Even if this cluster of companies are no longer the number one story in equities, they are not going to disappear in the way banking stocks did post-Lehman. The wholesale digitisation of our economy isn’t about to be regulated into the margins. Several – Microsoft, Apple and Alphabet chief among them – continue to generate enormous amounts of free cash flow, even if their margins shrink.

 

Something else

Major stock market successes often involve companies cannily responding to their moment. But investors should always be alert to where the balance lies between opportunism, luck, and skill.
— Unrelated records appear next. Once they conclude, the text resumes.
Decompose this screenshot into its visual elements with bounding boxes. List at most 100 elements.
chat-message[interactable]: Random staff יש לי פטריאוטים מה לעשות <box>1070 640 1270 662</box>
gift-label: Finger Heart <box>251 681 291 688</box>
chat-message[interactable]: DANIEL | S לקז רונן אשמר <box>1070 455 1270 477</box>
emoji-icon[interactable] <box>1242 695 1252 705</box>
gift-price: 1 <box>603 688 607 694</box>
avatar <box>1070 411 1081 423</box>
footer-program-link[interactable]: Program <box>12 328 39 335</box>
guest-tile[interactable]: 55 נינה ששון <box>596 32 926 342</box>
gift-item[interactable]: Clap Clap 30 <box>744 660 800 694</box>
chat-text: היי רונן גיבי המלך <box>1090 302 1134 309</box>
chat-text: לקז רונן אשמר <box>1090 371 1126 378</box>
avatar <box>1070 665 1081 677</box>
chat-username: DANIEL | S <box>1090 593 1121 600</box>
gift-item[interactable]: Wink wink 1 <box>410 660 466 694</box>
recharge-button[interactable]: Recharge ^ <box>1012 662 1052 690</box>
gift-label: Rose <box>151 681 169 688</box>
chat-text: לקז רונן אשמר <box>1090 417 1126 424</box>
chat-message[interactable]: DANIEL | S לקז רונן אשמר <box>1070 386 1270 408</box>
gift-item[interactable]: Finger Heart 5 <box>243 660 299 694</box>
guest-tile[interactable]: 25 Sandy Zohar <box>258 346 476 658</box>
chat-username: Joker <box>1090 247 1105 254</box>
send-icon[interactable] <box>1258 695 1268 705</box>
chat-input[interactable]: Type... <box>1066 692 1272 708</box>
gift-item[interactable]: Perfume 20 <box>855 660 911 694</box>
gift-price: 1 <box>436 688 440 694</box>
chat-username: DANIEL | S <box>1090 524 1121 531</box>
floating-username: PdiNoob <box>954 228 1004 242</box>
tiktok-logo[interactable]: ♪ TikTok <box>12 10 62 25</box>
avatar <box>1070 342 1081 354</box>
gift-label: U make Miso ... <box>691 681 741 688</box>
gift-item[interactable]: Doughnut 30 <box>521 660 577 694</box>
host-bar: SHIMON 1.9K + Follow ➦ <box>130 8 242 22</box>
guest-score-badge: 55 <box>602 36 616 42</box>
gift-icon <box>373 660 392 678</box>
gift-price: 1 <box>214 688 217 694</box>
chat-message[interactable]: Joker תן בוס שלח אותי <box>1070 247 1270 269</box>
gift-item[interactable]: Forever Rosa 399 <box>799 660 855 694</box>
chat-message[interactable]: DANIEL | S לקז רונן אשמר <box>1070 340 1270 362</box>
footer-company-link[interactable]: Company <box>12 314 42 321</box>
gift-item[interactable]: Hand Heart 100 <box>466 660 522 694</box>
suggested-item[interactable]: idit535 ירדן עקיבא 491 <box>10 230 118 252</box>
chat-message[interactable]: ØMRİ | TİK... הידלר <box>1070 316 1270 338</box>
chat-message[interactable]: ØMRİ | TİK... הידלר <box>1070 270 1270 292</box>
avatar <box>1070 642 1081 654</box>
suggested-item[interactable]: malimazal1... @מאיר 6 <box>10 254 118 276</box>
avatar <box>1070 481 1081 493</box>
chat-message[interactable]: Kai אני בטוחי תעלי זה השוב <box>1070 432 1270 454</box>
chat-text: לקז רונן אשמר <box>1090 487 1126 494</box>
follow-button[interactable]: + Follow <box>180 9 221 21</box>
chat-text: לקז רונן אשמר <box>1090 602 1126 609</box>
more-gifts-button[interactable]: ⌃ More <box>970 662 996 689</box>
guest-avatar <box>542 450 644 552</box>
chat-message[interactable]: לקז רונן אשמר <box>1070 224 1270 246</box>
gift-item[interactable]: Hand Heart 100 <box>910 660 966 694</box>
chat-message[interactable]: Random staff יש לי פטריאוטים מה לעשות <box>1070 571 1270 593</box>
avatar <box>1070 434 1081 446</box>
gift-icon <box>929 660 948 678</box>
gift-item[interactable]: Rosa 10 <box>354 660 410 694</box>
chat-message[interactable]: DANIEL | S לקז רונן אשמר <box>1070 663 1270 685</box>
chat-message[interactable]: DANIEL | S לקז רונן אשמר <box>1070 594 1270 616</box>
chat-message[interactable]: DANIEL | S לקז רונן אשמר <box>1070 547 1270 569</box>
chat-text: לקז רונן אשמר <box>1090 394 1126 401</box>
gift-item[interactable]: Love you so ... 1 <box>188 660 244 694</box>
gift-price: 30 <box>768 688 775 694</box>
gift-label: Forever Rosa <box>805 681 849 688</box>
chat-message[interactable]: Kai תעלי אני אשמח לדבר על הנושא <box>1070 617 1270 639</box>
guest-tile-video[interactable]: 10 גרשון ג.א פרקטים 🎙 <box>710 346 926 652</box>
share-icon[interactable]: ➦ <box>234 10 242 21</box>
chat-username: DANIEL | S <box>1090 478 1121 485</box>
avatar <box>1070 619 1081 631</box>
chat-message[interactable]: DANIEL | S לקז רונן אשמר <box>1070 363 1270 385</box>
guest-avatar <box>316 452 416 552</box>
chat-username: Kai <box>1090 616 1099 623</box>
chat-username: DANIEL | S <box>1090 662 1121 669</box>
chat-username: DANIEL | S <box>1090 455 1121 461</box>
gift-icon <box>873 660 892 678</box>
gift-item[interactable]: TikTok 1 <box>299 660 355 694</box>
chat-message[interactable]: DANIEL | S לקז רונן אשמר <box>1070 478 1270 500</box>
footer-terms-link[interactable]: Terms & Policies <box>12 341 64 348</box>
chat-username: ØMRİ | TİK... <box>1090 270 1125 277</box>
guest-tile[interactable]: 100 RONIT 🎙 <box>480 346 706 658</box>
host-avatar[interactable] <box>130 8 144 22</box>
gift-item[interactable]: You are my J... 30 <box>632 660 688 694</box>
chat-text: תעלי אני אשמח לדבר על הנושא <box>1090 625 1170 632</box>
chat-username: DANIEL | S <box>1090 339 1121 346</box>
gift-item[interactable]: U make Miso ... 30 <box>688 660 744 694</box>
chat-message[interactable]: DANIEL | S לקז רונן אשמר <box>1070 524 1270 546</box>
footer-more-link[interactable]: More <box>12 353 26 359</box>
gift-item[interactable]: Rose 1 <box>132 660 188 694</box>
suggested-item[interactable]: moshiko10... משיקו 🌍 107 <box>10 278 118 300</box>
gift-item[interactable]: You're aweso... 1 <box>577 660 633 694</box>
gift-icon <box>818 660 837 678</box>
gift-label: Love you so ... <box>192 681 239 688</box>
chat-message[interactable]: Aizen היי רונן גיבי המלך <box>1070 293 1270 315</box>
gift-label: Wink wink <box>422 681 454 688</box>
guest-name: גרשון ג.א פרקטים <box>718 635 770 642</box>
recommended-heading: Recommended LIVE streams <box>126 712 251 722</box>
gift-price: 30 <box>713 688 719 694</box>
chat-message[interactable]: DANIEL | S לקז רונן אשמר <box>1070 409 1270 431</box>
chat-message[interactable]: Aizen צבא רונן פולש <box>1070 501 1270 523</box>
Around the world, there are thousands of companies looking to nimbly deploy their resources in the most efficient way, for the highest returns. Some even possess a degree of power to bend the rules in their favour. But whether in an autocracy or a democracy, no company writes the rules, and profits can never be made independent of the economy.

Unfortunately, the forecasts for the world economy aren’t glittering. Last week, IMF managing director Kristalina Georgieva said she expects global output to expand at an average annual rate of around 3 per cent over the next five years. That’s the weakest estimate for medium-term growth since 1990, when the modern era of globalisation started to take hold.

This doesn’t mean conditions were entirely benign until very recently – since the financial crisis, the IMF has repeatedly downgraded its growth forecasts – or that booming economic growth has been a pre-requisite of strong equity returns. Evidently, corporations have been more successful in capturing global growth than societies writ large.

But it is the nature of the more recent obstacles to growth which have some spooked. Georgieva highlighted Russia’s invasion of Ukraine as a threat to “the peace dividend we have enjoyed for the past three decades”, which looks set to add frictions in trade and finance. The World Bank, whose economic projections are even gloomier than the IMF’s, has warned of a “lost decade of growth”.

Given this, it is possible that the next big equity story is more complicated or bleaker than our previous candidates: defence.

More than a year into the conflict, it is hard to see a resolution in Ukraine. Nor is it clear how relations between the US and China begin to thaw. Nor, while we’re at it, how a creaking peace dividend will lead to anything but greater geopolitical tension and more hawkish defence spending. Shares in BAE Systems (BAE), up 84 per cent since the start of 2022, speak volumes about the current trajectory.

However, we shouldn’t be too given to see the very recent past as a guide to the near future. While the impulse for expanded military budgets is heightened, wars are deeply unpopular. Budgetary constraints, particularly in the high-spending democracies of the west, will emerge soon enough.

For this reason alone, defence stocks probably won’t be ultimate winners of the 2020s. Multi-year stock market successes require fewer hard limits to growth.

Enormous growth opportunities combined with corporate vision and a supportive financial backdrop help explain a lot of the most recent paradigm. But that isn’t the whole story, and the best-performing US stocks of the 2010s were a much broader bunch than the Silicon Valley narrative implies. Among their number: orthodontics devices group Align (US:ALGN), aerospace components manufacturer Transdigm (US:TDG) and self-storage real estate investment trust Extra Space Storage (US:EXR).

The UK picture is similar. Since markets bottomed in March 2009, the three best stocks you could have continuously owned have been Games Workshop (GAW), Ashtead (AHT) and 4imprint (FOUR). And yet no one thinks of the past 14 years as the age of the fantasy figurine retailer, equipment rental firm, or the shipper of corporate branded hoodies, pens and coffee mugs.

Often, the most spectacular equity market stories aren’t the biggest or the most richly valued. Sometimes, being brilliant in a humdrum or niche industry is all that’s required to beat the rest.